Nous saluons donc les bibliothécaires qui, en achetant livres et autres documents, sont fidèles à la vocation des bibliothèques, telle qu’inscrite dans le Manifeste de l’Unesco, à proposer « des collections reflétant les tendances contemporaines et l’évolution de la société ». Comme l’affirme le code de déontologie de l’Association des Bibliothécaires de France, le bibliothécaire s’engage, en effet, à favoriser la réflexion de chacun et chacune par la constitution de collections répondant à des critères d’objectivité, d’impartialité, de pluralité d’opinion, à ne pratiquer aucune censure, et à offrir aux usagers l’ensemble des documents nécessaires à sa compréhension autonome des débats publics et de l’actualité.

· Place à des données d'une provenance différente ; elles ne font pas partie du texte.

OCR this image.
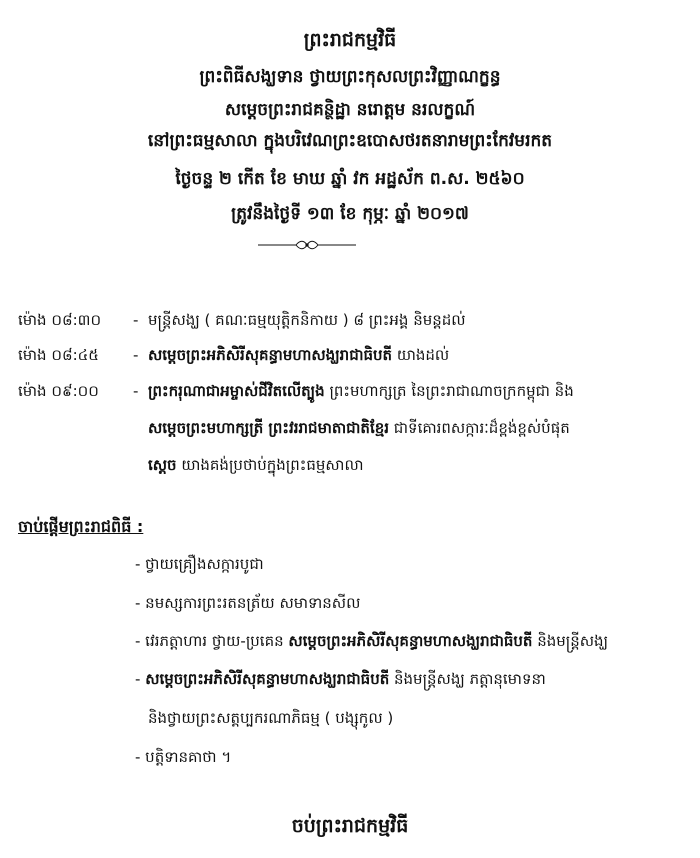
ព្រះរាជកម្មវិធី
ព្រះពិធីសង្ឃទាន ថ្វាយព្រះកុសលព្រះវិញ្ញាណក្ខន្ធ
សម្តេចព្រះរាជគន្ថិដ្ឋា នរោត្តម នរលក្ខណ៍
នៅព្រះធម្មសាលា ក្នុងបរិវេណព្រះឧបោសថរតនារាមព្រះកែវមរកត
ថ្ងៃចន្ទ ២ កើត ខែ មាឃ ឆ្នាំ វក អដ្ឋស័ក ព.ស. ២៥៦០
ត្រូវនឹងថ្ងៃទី ១៣ ខែ កុម្ភៈ ឆ្នាំ ២០១៧
ម៉ោង ០៨:៣០ - មន្ត្រីសង្ឃ ( គណៈធម្មយុត្តិកនិកាយ ) ៨ ព្រះអង្គ និមន្តដល់
ម៉ោង ០៨:៤៥ - សម្តេចព្រះអភិសិរីសុគន្ធាមហាសង្ឃរាជាធិបតី យាងដល់
ម៉ោង ០៩:០០ - ព្រះករុណាជាអម្ចាស់ជីវិតលើត្បូង ព្រះមហាក្សត្រ នៃព្រះរាជាណាចក្រកម្ពុជា និង
សម្តេចព្រះមហាក្សត្រី ព្រះវររាជមាតាជាតិខ្មែរ ជាទីគោរពសក្ការៈដ៏ខ្ពង់ខ្ពស់បំផុត
ស្តេច យាងគង់ប្រថាប់ក្នុងព្រះធម្មសាលា
ចាប់ផ្តើមព្រះរាជពិធី :
- ថ្វាយគ្រឿងសក្ការបូជា
- នមស្សការព្រះរតនត្រ័យ សមាទានសីល
- វេរភត្តាហារ ថ្វាយ-ប្រគេន សម្តេចព្រះអភិសិរីសុគន្ធាមហាសង្ឃរាជាធិបតី និងមន្ត្រីសង្ឃ
- សម្តេចព្រះអភិសិរីសុគន្ធាមហាសង្ឃរាជាធិបតី និងមន្ត្រីសង្ឃ ភត្តានុមោទនា
និងថ្វាយព្រះសត្តប្បករណាភិធម្ម ( បង្សុកូល )
- បត្តិទានគាថា ។
ចប់ព្រះរាជកម្មវិធី
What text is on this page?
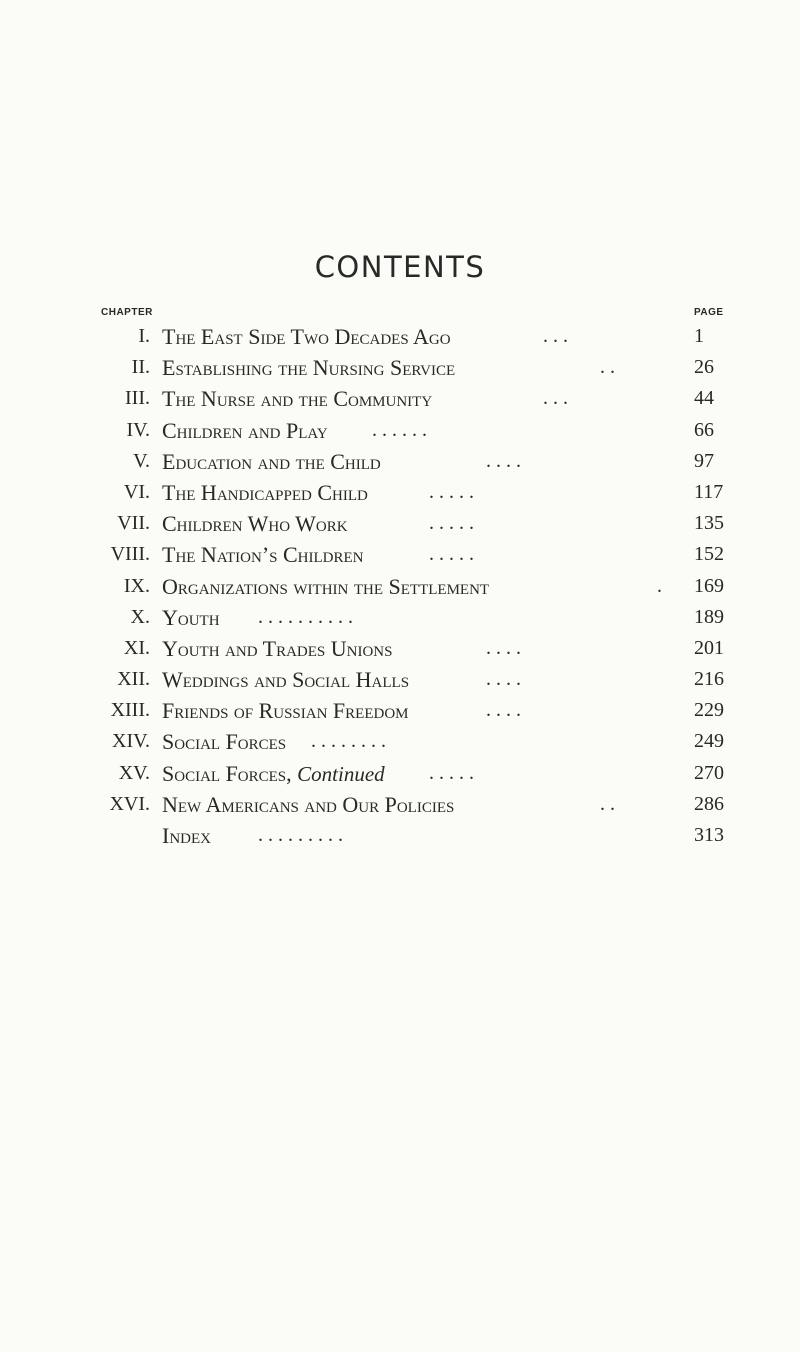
CONTENTS
CHAPTER	PAGE
I. The East Side Two Decades Ago	. . .	1
II. Establishing the Nursing Service	. .	26
III. The Nurse and the Community	. . .	44
IV. Children and Play . . . . . .	66
V. Education and the Child	. . . .	97
VI. The Handicapped Child	. . . . .	117
VII. Children Who Work	. . . . .	135
VIII. The Nation’s Children	. . . . .	152
IX. Organizations within the Settlement	. 169
X. Youth . . . . . . . . . .	189
XI. Youth and Trades Unions	. . . .	201
XII. Weddings and Social Halls	. . . .	216
XIII. Friends of Russian Freedom	. . . .	229
XIV. Social Forces . . . . . . . .	249
XV. Social Forces, Continued . . . . .	270
XVI. New Americans and Our Policies	. .	286
Index . . . . . . . . .	313
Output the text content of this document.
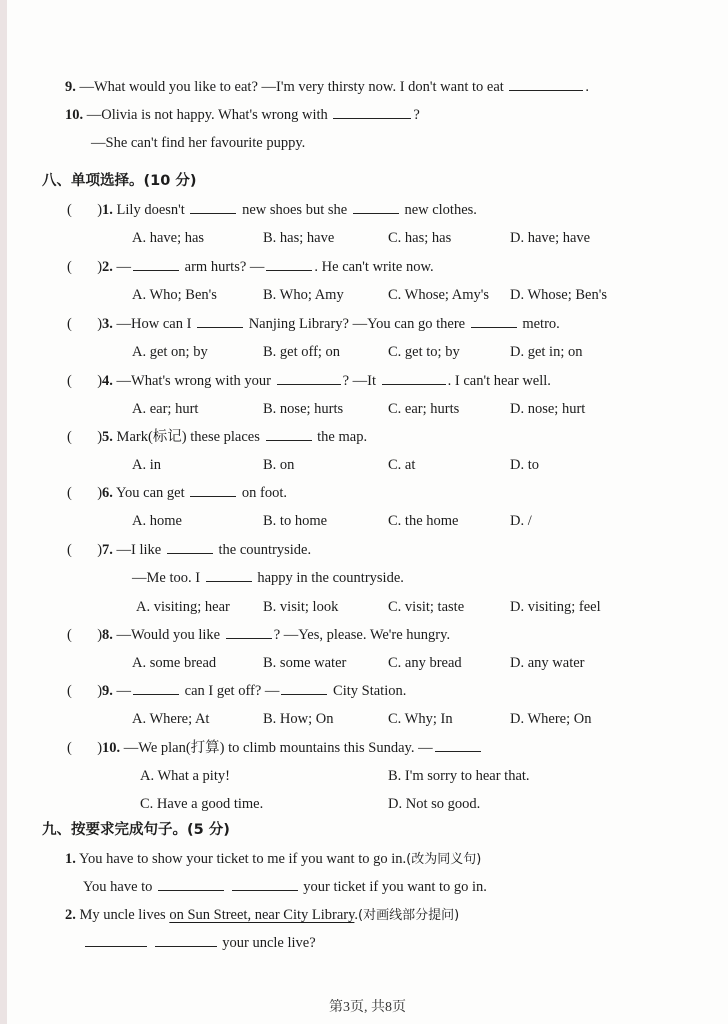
9. —What would you like to eat? —I'm very thirsty now. I don't want to eat	.
10. —Olivia is not happy. What's wrong with	?
—She can't find her favourite puppy.
八、单项选择。(10 分)
(       )1. Lily doesn't	new shoes but she	new clothes.
A. have; has	B. has; have	C. has; has	D. have; have
(       )2. —	arm hurts? —	. He can't write now.
A. Who; Ben's	B. Who; Amy	C. Whose; Amy's D. Whose; Ben's
(       )3. —How can I	Nanjing Library? —You can go there	metro.
A. get on; by	B. get off; on	C. get to; by	D. get in; on
(       )4. —What's wrong with your	? —It	. I can't hear well.
A. ear; hurt	B. nose; hurts	C. ear; hurts	D. nose; hurt
(       )5. Mark(标记) these places	the map.
A. in	B. on	C. at	D. to
(       )6. You can get	on foot.
A. home	B. to home	C. the home	D. /
(       )7. —I like	the countryside.
—Me too. I	happy in the countryside.
A. visiting; hear B. visit; look	C. visit; taste	D. visiting; feel
(       )8. —Would you like	? —Yes, please. We're hungry.
A. some bread	B. some water	C. any bread	D. any water
(       )9. —	can I get off? —	City Station.
A. Where; At	B. How; On	C. Why; In	D. Where; On
(       )10. —We plan(打算) to climb mountains this Sunday. —
A. What a pity!	B. I'm sorry to hear that.
C. Have a good time.	D. Not so good.
九、按要求完成句子。(5 分)
1. You have to show your ticket to me if you want to go in.(改为同义句)
You have to	your ticket if you want to go in.
2. My uncle lives on Sun Street, near City Library.(对画线部分提问)
your uncle live?
第3页, 共8页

Nous saluons également les élus et les élues qui ont à cœur, dans leurs projets politiques, de faire de leurs territoires des lieux où chacun et chacune trouve à s’exprimer, à se construire et à se penser comme citoyen dans sa diversité et qui reconnaissent aux bibliothèques leur rôle dans la réussite de cette mission.

Nous saluons enfin le public des bibliothèques, enfants, adolescents ou adultes qui par leurs demandes variées, nous donnent l’opportunité de construire une offre pluraliste de ressources et de services. Par là même, ils accompagnent l’action des bibliothécaires en faveur de l’égalité. »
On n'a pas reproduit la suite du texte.